The syrupy liquid drenched his hair. It soaked his shirt and splashed onto the flowers. It turned the pink petals into wilted pulps. Lacy laughed at first and then her friends exploded, clapping and shrieking like they had just watched the climax of a comedy show. Brian stood there. He was frozen in place. The sticky soda dripped down his neck, sugar stung his eyes, the bouquet clutched against his chest like a broken offering.
“Did you really think I’d go to a dance with you? A fat, ugly, loser like you?” She said.
Then she walked inside. He did not follow. He did not move for a long time. Just stood outside the gym, soaked and alone, the distant thump of dance music echoing through the doors like it belonged to another world.
By the time Brian reached high school, the cruelty increased with intensity.
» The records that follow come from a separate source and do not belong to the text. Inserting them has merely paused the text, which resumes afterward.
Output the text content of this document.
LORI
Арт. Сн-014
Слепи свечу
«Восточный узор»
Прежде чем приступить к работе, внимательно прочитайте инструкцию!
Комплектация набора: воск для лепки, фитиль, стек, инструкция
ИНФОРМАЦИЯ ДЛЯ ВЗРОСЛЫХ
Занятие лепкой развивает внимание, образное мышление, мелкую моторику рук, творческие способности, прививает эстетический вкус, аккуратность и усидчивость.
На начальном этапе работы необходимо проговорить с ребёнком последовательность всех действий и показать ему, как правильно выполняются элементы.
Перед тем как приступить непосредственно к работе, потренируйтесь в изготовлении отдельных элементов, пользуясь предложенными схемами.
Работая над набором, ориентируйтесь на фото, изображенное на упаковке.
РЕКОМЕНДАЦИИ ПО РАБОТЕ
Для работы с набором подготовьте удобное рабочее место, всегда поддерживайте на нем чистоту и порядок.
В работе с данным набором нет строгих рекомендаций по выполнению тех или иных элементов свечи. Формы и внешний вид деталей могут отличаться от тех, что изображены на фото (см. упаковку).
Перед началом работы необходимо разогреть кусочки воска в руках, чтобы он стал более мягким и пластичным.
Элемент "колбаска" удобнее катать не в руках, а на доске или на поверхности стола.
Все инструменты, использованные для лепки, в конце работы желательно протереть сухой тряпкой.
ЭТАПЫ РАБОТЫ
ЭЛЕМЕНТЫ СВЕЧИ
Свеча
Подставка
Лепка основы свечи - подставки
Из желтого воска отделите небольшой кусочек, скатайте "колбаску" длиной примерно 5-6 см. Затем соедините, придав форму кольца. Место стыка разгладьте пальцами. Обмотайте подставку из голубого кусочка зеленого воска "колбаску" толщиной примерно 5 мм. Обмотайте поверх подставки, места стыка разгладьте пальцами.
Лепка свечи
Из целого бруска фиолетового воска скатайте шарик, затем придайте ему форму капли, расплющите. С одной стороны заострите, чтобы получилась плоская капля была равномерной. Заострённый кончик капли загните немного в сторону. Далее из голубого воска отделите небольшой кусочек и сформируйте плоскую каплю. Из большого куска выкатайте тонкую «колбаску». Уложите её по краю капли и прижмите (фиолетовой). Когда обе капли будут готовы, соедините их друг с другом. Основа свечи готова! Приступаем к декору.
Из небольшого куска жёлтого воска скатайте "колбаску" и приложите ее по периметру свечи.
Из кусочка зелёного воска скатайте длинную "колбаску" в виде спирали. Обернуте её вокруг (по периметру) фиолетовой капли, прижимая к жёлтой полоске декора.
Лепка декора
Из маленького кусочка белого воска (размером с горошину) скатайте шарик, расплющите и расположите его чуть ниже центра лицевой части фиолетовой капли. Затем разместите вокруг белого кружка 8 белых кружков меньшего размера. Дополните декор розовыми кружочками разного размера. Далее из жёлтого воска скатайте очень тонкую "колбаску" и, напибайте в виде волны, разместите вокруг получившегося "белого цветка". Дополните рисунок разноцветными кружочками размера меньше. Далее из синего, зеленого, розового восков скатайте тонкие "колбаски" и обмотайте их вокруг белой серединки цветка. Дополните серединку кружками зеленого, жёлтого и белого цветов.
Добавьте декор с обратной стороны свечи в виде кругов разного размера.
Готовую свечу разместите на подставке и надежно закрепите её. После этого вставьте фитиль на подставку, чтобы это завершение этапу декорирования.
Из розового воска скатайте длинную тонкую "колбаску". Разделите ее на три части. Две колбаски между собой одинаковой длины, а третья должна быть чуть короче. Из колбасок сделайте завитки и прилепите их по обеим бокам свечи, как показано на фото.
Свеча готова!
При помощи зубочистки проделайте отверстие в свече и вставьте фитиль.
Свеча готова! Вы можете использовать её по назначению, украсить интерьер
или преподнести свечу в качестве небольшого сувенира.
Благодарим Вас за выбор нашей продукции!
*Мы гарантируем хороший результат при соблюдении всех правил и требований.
There were no longer just quiet comments or laughter hidden by hand or false notes placed in his locker. It had grown louder, more brazen, as if years of silent permission had taught them there would be no consequences. During lunch, his classmates threw food at him like he was a garbage can that could flinch. Half eaten sandwiches, greasy and congealed. Apples launched like baseballs. Once, an unopened milk carton struck him square in the chest, exploding on impact and soaking through his hoodie. Laughter erupted, but no one claimed credit. No one had to. The whole cafeteria knew the game.